Appellant views this statement as implying that it is rare for a defendant to "deny everything" and that it dilutes the fifth amendment privilege against self-incrimination by suggesting that assertion of the privilege is something untoward or unusual; and the statement is reasonably susceptible of such an interpretation.
It is elementary that a defendant may put in issue all elements of the charge against him leaving on the government the burden of proving each element beyond a reasonable doubt. To the extent that the quoted prosecutorial remark implied to the jury that such a defense posture was unusual and in any way constituted a comment on the assertion of the fifth amendment privilege, it is to be unequivocably condemned. Nevertheless, we do not find that this particular prosecutorial indiscretion was so inherently prejudicial or improper that, even given a curative instruction, reversal must result. An adequate curative instruction was in fact promptly given (and was repeated in the charge). In the circumstances we hold that appellant was not denied his right to a fair trial. See United States v. Flannery, 451 F.2d 880, 882 (1st Cir. 1971); Desmond v. United States, 345 F.2d 225, 226-27 (1st Cir. 1965). Cf. Rodriguez-Sandoval v. United States, 409 F.2d 529, 531 (1st Cir. 1969). See also United States v. Ward, 481 F.2d 185, 187-88 (5th Cir. 1973); Goitia v. United States, 409 F.2d 524, 528 (1st Cir. 1969), cert. denied, 397 U.S. 906, 90 S.Ct. 896, 25 L.Ed.2d 86 (1970); State v. Sherman, 113 R.I. 77, 317 A.2d 445 (1974).

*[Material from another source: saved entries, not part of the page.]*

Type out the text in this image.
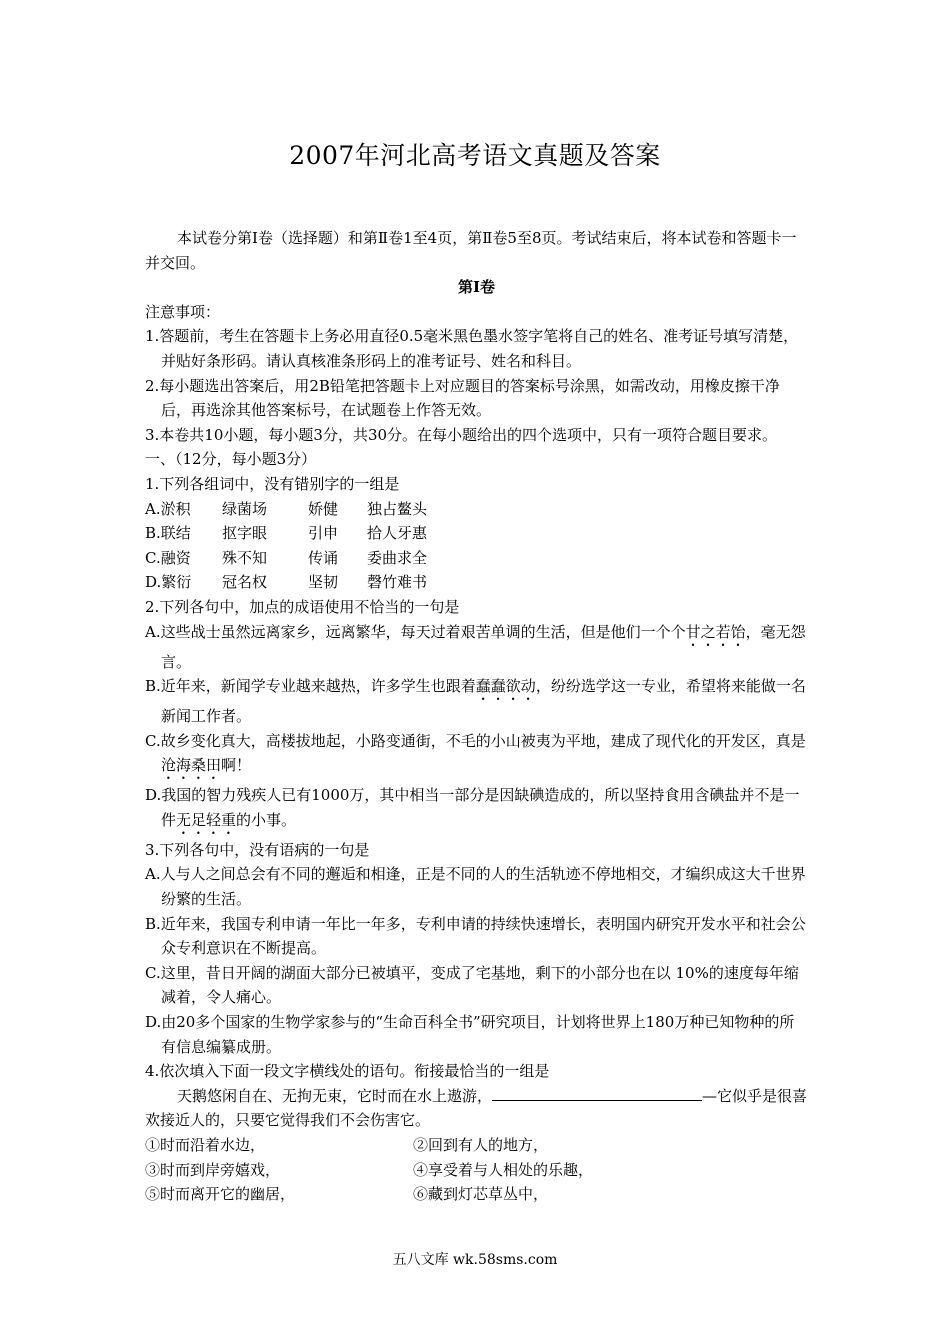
2007年河北高考语文真题及答案

本试卷分第Ⅰ卷（选择题）和第Ⅱ卷1至4页，第Ⅱ卷5至8页。考试结束后，将本试卷和答题卡一并交回。

第Ⅰ卷

注意事项：

1.答题前，考生在答题卡上务必用直径0.5毫米黑色墨水签字笔将自己的姓名、准考证号填写清楚，并贴好条形码。请认真核准条形码上的准考证号、姓名和科目。

2.每小题选出答案后，用2B铅笔把答题卡上对应题目的答案标号涂黑，如需改动，用橡皮擦干净后，再选涂其他答案标号，在试题卷上作答无效。

3.本卷共10小题，每小题3分，共30分。在每小题给出的四个选项中，只有一项符合题目要求。

一、（12分，每小题3分）

1.下列各组词中，没有错别字的一组是

A.淤积 绿菌场	娇健 独占鳌头

B.联结 抠字眼	引申 拾人牙惠

C.融资 殊不知	传诵 委曲求全

D.繁衍 冠名权	坚韧 磬竹难书

2.下列各句中，加点的成语使用不恰当的一句是

A.这些战士虽然远离家乡，远离繁华，每天过着艰苦单调的生活，但是他们一个个甘之若饴，毫无怨言。

B.近年来，新闻学专业越来越热，许多学生也跟着蠢蠢欲动，纷纷选学这一专业，希望将来能做一名新闻工作者。

C.故乡变化真大，高楼拔地起，小路变通街，不毛的小山被夷为平地，建成了现代化的开发区，真是沧海桑田啊！

D.我国的智力残疾人已有1000万，其中相当一部分是因缺碘造成的，所以坚持食用含碘盐并不是一件无足轻重的小事。

3.下列各句中，没有语病的一句是

A.人与人之间总会有不同的邂逅和相逢，正是不同的人的生活轨迹不停地相交，才编织成这大千世界纷繁的生活。

B.近年来，我国专利申请一年比一年多，专利申请的持续快速增长，表明国内研究开发水平和社会公众专利意识在不断提高。

C.这里，昔日开阔的湖面大部分已被填平，变成了宅基地，剩下的小部分也在以 10%的速度每年缩减着，令人痛心。

D.由20多个国家的生物学家参与的“生命百科全书”研究项目，计划将世界上180万种已知物种的所有信息编纂成册。

4.依次填入下面一段文字横线处的语句。衔接最恰当的一组是

天鹅悠闲自在、无拘无束，它时而在水上遨游，	—它似乎是很喜欢接近人的，只要它觉得我们不会伤害它。

①时而沿着水边，	②回到有人的地方，

③时而到岸旁嬉戏，	④享受着与人相处的乐趣，

⑤时而离开它的幽居，	⑥藏到灯芯草丛中，

五八文库 wk.58sms.com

Appellant also objects to the following remark made by the prosecutor during his closing argument to the jury: ". . . I suggest to you, I ask you to consider these things, come to the decision which I think you should come to, based upon the evidence, that the defendant is guilty as charged." He correctly points out that it is improper for a prosecutor to inject his personal opinion about a defendant's guilt into his argument before the jury. DeChristoforo v. Donnelly, 473 F.2d 1236, 1238 n. 3 (1st Cir. 1973), rev'd on other grounds, 416 U.S. 637, 94 S.Ct. 1868, 40 L.Ed.2d 431 (1974); United States v. Cotter, 425 F.2d 450, 453 (1st Cir. 1970); Greenberg v. United States, 280 F.2d 472, 474-75 (1st Cir. 1960). It should be noted that the prosecutor's statement did at least make clear that he thought the jury should arrive at a guilty verdict "based upon the evidence;" he did not imply that he had formed his opinion on the basis of facts not in evidence. While this fact may tend to mitigate the effect of the prosecutor's indiscrete statement, it does not excuse it. "[W]e have long put ourselves on record as disagreeing with those circuits which permit the prosecutor to add the weight of his own — or the government's — thumb to the scales of justice quite apart from any . . connotation or implication of knowledge of additional facts." United States v. Cotter, supra at 453.
Once again, however, the trial court promptly gave a clear and accurate curative instruction. While we would emphasize our disapproval of errors of this nature on the part of the prosecutor, we cannot say on the basis of the facts before us that the prejudicial effect of this statement was such that, a proper curative instruction having been given, appellant was deprived of his right to a fair trial. See Patriarca v. United States, 402 F.2d 314, 322, n. 7 (1st Cir. 1968), cert. denied, 393 U.S. 1022, 89 S.Ct. 633, 21 L.Ed.2d 567 (1969).
Our patience with such prosecutorial indiscretions is not limitless and may result in reversal if they should continue to occur. See United States v. Williams, 496 F.2d 378, 384 n. 7 (1st Cir. 1974).
We would stress that:
"A United States Attorney in a criminal case has an even greater responsibility than counsel for an individual client. For the purpose of the individual case he represents the great authority of the United States and he must exercise that responsibility with the circumspection and dignity the occasion calls for." United States v. Kravitz, 281 F.2d 581 (3d Cir. 1960), cert. denied, 364 U.S. 941, 81 S.Ct. 459, 5 L.Ed.2d 372 (1961).